Reading the stories about how the White House hustled campaign donations from Asians, overseas Chinese and Chinese-Americans certainly raises the question of whether the Clinton China policy was up for sale. If it was, I sure feel sorry for whoever bought it.

The truth is for the first three years, the Clinton administration's China policy bounced around like a Ping-Pong ball, driven on different days by the Taiwan lobby, the human rights lobby, silly campaign promises, a crisis in the Taiwan Straits and demands of the U.S. business community for unfettered trade with Beijing. The only consistent thing about the Clinton China policy was that it responded to the latest, greatest pressure.

But after floundering about, the administration finally began a serious, high-level engagement with China last year that was developing some bipartisan support and setting the stage for what many hoped would be a more coherent China policy.

Everyone knew it was urgent because by coincidence 1997 was going to require the biggest U.S. decisions on China since President Nixon's opening in 1972.

And that's why this Asian campaign finance scandal has potentially serious foreign-policy consequences: Just when U.S. officials need to have a cool, clear head in thinking about China policy, just when it is critical that there be a broad domestic consensus on China policy, the Clinton team has made China policy radioactive by engaging in the most tawdry fund-raising from Chinese-Americans and overseas Chinese with dubious links to governments and business interests.

Beyond shameful, this was breathtakingly stupid. Every major decision the administration now makes on China is going to be scrutinized for links, real or imagined, to campaign donations. Administration China experts will be reluctant to take chances. And the prospects for bipartisanship on China will be diminished, since the China bashers in Congress are going to have a field day using China's own ham-fisted efforts at influence-peddling to discredit anyone who tries to engage Beijing on the urgent, serious agenda that needs addressing.

And just consider for a moment how many issues are up for grabs this year: Should China be allowed to enter the World Trade Organization? How should the United States respond if Hong Kong's reversion to China on July 1 goes badly? Can the Clinton team come up with a framework for relations with China that can bridge the gap between the U.S. human rights and business communities, now that Deng Xiaoping is dead and President Jiang Zemin is charting his own course.

That last question and the search for a common U.S.-China security agenda in Asia were set to be worked out this year during the first exchange of summits by the presidents of China and the United States since 1989.
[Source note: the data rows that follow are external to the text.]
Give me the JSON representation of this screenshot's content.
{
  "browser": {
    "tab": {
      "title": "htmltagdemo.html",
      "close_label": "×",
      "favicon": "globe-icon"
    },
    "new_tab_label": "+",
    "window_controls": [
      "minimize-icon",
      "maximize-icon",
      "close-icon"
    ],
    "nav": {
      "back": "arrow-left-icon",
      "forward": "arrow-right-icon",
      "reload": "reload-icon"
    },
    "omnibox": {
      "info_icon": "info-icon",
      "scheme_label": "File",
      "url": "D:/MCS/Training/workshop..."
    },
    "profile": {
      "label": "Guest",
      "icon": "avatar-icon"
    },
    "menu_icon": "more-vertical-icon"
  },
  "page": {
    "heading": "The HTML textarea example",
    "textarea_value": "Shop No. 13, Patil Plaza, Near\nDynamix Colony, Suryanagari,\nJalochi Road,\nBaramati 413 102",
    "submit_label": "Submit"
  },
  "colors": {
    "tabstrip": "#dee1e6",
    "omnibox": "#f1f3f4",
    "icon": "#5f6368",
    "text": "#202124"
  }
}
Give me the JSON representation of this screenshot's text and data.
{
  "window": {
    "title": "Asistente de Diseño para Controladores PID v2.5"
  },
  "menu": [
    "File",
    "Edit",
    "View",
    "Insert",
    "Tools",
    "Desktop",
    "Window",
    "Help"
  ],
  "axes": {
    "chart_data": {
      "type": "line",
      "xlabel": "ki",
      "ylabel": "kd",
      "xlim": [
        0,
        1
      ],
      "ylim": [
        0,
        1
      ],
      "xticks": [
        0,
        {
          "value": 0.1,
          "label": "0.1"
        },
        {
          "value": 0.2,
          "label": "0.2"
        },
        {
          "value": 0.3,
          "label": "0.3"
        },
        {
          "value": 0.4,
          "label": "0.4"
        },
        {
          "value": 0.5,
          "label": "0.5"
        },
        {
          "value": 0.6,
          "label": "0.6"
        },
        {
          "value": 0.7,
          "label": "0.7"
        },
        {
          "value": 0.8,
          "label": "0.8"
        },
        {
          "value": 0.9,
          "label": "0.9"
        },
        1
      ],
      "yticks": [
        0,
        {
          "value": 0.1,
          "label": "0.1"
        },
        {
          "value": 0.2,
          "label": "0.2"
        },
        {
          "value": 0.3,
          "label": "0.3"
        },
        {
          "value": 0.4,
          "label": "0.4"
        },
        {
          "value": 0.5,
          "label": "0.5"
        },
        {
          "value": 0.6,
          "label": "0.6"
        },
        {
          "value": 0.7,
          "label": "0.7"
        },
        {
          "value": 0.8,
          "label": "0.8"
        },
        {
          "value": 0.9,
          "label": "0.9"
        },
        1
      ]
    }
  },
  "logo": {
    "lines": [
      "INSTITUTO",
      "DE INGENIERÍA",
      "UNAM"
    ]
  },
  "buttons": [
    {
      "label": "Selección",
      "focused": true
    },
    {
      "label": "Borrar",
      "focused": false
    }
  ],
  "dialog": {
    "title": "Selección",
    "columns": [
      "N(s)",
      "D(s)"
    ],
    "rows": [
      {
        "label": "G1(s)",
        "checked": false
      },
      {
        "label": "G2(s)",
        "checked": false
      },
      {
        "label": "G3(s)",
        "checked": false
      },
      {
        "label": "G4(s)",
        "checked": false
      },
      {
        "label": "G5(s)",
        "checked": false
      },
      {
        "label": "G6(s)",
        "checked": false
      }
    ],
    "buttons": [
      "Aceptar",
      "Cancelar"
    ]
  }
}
The only good thing about the way the Clintonites hustled for Asian money was that they clearly didn't discriminate: they took from pro-Taiwan, pro-China, pro-Buddhist and pro-business overseas Chinese. They were like the corrupt judge who calls the lawyers for both sides to his bench and says: "The defendants have paid me $1-million and now if the plaintiffs will just give me $1-million I can decide this case on the merits."

But the merits now become much harder to focus on. For example, can you imagine the belly laughs that Jiang Zemin will let loose this year when Newt Gingrich, Bill Clinton and Al Gore all come for visits to China and try to tell the Chinese leader he needs to have more respect for "rule of law."

As for China's entering the WTO, that will be tricky because it will come down to a judgment by the United States about whether we think China is prepared to live up to international trade norms. Optimists believe China's entry into the WTO could have a big influence in promoting rule of law there; pessimists believe if China is admitted and doesn't abide by all WTO rules, it could undermine the whole WTO because of its size.

Said one senior U.S. official: "Because it's going to be a judgment call it was already going to be hotly debated. But now the whole debate could be skewed by the fear inside the administration that if we do let China into the WTO, people will say it's not because China has moved forward but because we've gone soft.

There is a danger that the bar will be set so high as to be ridiculous. I worry that even if China does the right thing, we won't be able to say yes."